A darmi la sveglia definitiva, però, non è stato il poggiare i piedi sul suolo spag… catalano. Parentesi: nella valigia per venire a Barcellona stavo per mettere una maglietta dell’Hard Rock Café di Madrid. Non mi avreste più rivisto.

Dicevo… la sveglia, dopo un viaggio aereo durato 5 minuti (mi sono addormentato appena ci siamo alzati) è arrivata da una capocciata di proporzioni siderali rifilata al furgoncino del car rental fuori dall’aeroporto. Non avete idea. Ho sempre detto che mi sarebbe piaciuto essere alto quei cinque centimetri in più, ma non li voglio certo in bernoccoli. Ovviamente il tutto nell’ilarità generale del buon Federico – con me a Barcellona – e dell’autista del furgoncino che, andandosene, ha mimato la craniata che ho tirato e credo stia ancora ridendo di gusto delle mie disgrazie.

Evitato per fortuna un pronto soccorso dopo mezz’ora e ritirata la nostra bella Fiesta a noleggio, ci siamo avviati verso il nostro albergo. Ingenuamente pensavo di aver scampato il traffico dopo un viaggio liscissimo verso Malpensa. Invece ci siamo trovati sull’equivalente del raccordo di Borgo Panigale al 15 agosto: un’ora e passa per fare 25 km. Pazienza.
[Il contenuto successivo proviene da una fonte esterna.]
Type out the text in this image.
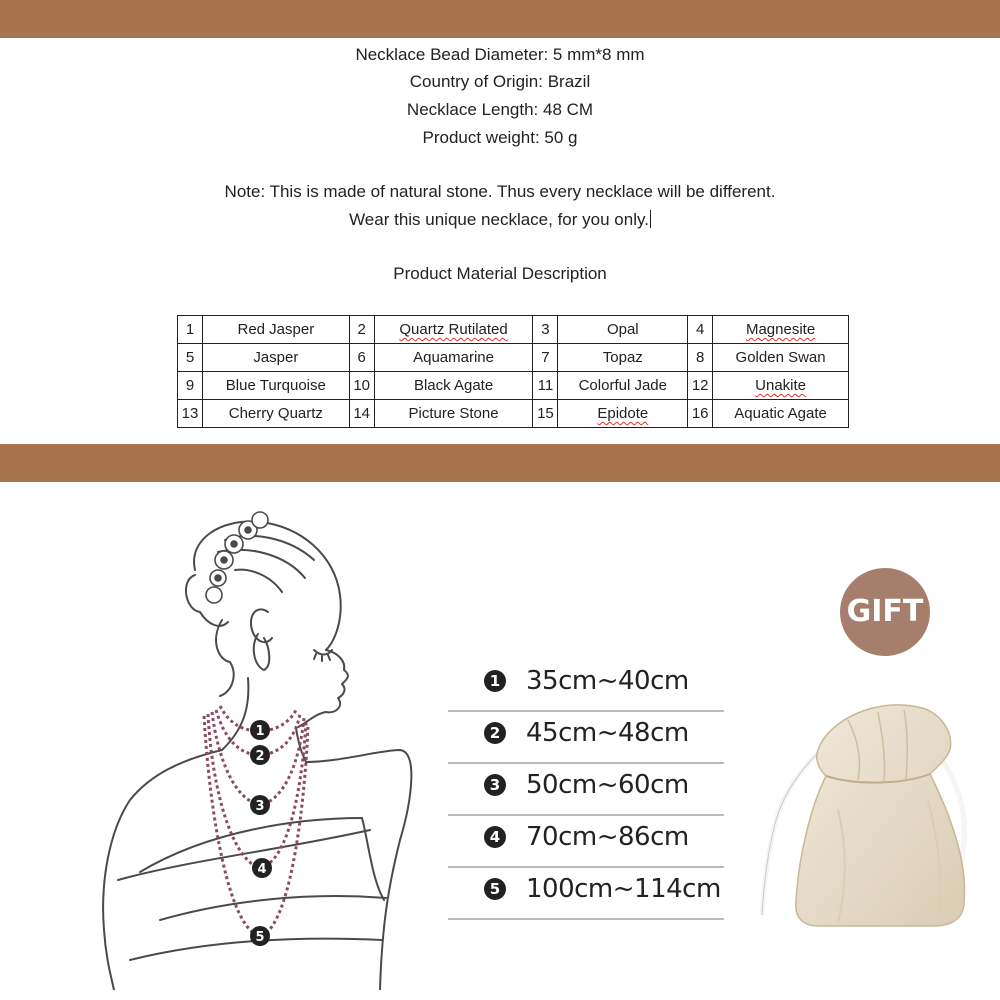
Necklace Bead Diameter: 5 mm*8 mm
Country of Origin: Brazil
Necklace Length: 48 CM
Product weight: 50 g
Note: This is made of natural stone. Thus every necklace will be different.
Wear this unique necklace, for you only.
Product Material Description
1	Red Jasper	2	Quartz Rutilated	3	Opal	4	Magnesite
5	Jasper	6	Aquamarine	7	Topaz	8	Golden Swan
9	Blue Turquoise	10	Black Agate	11	Colorful Jade	12	Unakite
13	Cherry Quartz	14	Picture Stone	15	Epidote	16	Aquatic Agate
1
2
3
4
5
1 35cm~40cm
2 45cm~48cm
3 50cm~60cm
4 70cm~86cm
5 100cm~114cm
GIFT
Dopo adeguati riposo e cena a base di hamburger e un dolce fotonico, siamo pronti alla tre giorni di test F1. Questa volta mi sono attrezzato per bene e la reflex non avrà di che lamentarsi. Le pile, invece di una, sono tre.

L’attesa, invece, è tanta. Non vedo l’ora di sedermi sull’erba e, nel silenzio generale, sentire arrivare le monoposto da lontano. Sì, certo, il sound non è più quello di una volta, ma bisogna anche sapersi accontentare.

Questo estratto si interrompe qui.